Look at that coldness that coats these. One doesn’t erase eight and half million people by accident. All traces of the daily, that which defines a place in the immediate, are gone. Culture remains. Icons remain. Maybe there’s nothing more arrogant than spurning the human from the city of our time. Except succeeding with elegant ease. The specific is so hard to find, but when it’s allowed it’s full force. Windows of the religious, stone figures pretending to mirror each other as they dance between church and state, buildings we’re so close to being able to place. Why detach the human from the urban and leave these aspects? Flattening such strong content and replacing it with nothing. 30 Rockefeller Center rockets to the sky, more green screen or painted backdrop then symbol of a promised prosperity, lingering holiday lights dance and dazzle in a unified field. The cosmos are so bright they pierce stone now. This is a symbol so strong, America’s glory during a low. But not now. Sometime later Stieglitz photographed it critically as moody and dark. Film Noir to our backlot King Kong. Here there is no critique or optimism or any animal emotion at all. Emptied under this handling what we are given is this: this was built, it looks like this, it exists. Sort of a like a tree, flowers, text, carved stone. Maybe it’s not just the human, the animal is gone too. These are the groves that we were warned us about. Here is a silent spring where flora flourishes under rigid control and fauna doe not exist at all.

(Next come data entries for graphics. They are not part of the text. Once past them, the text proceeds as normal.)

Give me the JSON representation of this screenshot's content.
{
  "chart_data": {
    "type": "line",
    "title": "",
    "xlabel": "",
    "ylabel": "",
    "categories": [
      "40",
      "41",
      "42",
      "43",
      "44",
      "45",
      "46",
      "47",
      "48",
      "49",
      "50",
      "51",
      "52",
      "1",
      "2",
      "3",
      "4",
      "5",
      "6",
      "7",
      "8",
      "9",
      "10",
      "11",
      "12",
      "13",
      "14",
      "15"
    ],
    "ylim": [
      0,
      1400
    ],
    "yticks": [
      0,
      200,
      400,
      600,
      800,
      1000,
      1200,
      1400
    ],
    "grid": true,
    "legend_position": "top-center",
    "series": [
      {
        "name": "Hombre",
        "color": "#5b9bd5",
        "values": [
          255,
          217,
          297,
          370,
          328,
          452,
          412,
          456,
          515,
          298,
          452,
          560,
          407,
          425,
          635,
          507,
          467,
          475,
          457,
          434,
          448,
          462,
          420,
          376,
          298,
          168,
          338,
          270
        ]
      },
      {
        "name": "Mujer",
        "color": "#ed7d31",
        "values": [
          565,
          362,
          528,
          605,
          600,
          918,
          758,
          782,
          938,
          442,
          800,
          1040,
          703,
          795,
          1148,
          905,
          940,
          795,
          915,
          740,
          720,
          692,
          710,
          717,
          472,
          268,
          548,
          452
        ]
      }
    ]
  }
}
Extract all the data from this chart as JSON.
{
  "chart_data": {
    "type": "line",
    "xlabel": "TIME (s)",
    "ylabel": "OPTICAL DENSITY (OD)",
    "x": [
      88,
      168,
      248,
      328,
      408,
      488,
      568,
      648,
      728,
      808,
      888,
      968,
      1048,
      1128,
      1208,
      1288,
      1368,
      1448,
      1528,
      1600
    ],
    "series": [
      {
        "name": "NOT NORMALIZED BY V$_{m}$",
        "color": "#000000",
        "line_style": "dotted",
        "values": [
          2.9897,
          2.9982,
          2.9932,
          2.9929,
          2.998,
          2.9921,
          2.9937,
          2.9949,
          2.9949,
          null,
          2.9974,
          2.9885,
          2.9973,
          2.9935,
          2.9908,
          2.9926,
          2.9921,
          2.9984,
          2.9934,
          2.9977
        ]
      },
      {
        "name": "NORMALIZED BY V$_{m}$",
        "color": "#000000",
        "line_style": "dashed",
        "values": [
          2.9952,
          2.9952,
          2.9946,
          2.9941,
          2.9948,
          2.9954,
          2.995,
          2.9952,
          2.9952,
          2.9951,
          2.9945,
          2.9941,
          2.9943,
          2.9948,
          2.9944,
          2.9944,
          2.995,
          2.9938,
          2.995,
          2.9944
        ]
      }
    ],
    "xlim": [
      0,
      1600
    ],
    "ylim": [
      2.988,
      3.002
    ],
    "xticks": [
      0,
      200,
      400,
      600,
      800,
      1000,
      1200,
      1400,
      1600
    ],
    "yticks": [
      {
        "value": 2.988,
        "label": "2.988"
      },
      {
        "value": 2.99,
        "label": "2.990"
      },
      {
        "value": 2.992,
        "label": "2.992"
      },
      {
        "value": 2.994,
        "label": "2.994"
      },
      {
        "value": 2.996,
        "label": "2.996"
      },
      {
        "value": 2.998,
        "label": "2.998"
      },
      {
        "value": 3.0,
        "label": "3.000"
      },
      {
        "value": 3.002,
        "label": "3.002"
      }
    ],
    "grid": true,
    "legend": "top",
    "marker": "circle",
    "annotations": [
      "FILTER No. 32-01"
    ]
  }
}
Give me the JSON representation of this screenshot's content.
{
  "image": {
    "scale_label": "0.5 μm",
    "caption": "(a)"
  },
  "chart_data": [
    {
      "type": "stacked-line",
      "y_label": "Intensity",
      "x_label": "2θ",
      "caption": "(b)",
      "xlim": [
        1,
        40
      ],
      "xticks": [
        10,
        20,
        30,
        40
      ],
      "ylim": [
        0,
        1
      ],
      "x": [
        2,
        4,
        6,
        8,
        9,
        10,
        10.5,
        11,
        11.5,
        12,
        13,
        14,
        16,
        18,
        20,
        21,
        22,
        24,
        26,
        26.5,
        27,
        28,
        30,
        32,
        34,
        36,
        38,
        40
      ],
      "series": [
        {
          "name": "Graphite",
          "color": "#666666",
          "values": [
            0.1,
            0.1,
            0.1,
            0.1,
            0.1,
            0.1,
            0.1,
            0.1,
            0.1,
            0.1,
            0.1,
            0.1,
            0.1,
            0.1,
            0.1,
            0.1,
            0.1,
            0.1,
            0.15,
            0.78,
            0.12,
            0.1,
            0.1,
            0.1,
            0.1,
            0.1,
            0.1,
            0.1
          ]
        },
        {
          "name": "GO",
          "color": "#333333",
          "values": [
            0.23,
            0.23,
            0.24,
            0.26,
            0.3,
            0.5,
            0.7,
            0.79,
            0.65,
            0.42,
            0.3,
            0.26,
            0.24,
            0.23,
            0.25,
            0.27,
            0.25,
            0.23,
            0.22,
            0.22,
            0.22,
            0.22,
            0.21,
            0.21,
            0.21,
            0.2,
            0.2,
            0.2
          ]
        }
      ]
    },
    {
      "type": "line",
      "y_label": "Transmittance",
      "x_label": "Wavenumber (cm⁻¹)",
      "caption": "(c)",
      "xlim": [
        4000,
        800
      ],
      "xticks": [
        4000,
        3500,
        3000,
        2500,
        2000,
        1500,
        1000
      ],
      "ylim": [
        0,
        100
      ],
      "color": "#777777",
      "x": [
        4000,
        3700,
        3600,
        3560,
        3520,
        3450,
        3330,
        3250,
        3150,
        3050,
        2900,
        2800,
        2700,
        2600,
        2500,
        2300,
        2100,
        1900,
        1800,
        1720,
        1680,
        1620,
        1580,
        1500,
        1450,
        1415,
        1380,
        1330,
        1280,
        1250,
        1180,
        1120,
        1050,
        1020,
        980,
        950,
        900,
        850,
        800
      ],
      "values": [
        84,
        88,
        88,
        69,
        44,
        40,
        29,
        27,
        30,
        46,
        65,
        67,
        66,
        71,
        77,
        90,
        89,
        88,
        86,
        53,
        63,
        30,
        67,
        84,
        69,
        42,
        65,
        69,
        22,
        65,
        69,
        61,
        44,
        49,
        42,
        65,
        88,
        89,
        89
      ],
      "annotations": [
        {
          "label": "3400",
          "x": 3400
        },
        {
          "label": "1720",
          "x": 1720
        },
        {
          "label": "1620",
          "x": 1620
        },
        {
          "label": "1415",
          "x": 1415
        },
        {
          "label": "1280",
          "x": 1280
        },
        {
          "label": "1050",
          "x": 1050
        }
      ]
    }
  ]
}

It feels like these images are full of contradictions and yet specifically they’re hard to find. In quoting Mallarme for the title of the volume Thomas Julier has insisted that this conflicting nature is vital to these works. Look here: these deceptions are sensitive and bold, but no delusions are held. It is only despair that forces us to celebrate them. Or look at the choice between glorious and glorified. Nothing is raised above the level of what it is. There is a constant rejection to make more of something and yet within this
photographic suprematism we are presented with dynamic compositions of geometry and color and space. Texture and form are ends in themselves. Everything else has been removed so we can finally see this and it’s been there all along. We live our lives at the brink of the vast void and instead of confronting it we whisper in each other‘s ears. How else to explain a lie, but by telling the hard truth? Everything around us is desperate and sad and beautiful and, anyways, this melody is all we’ve got.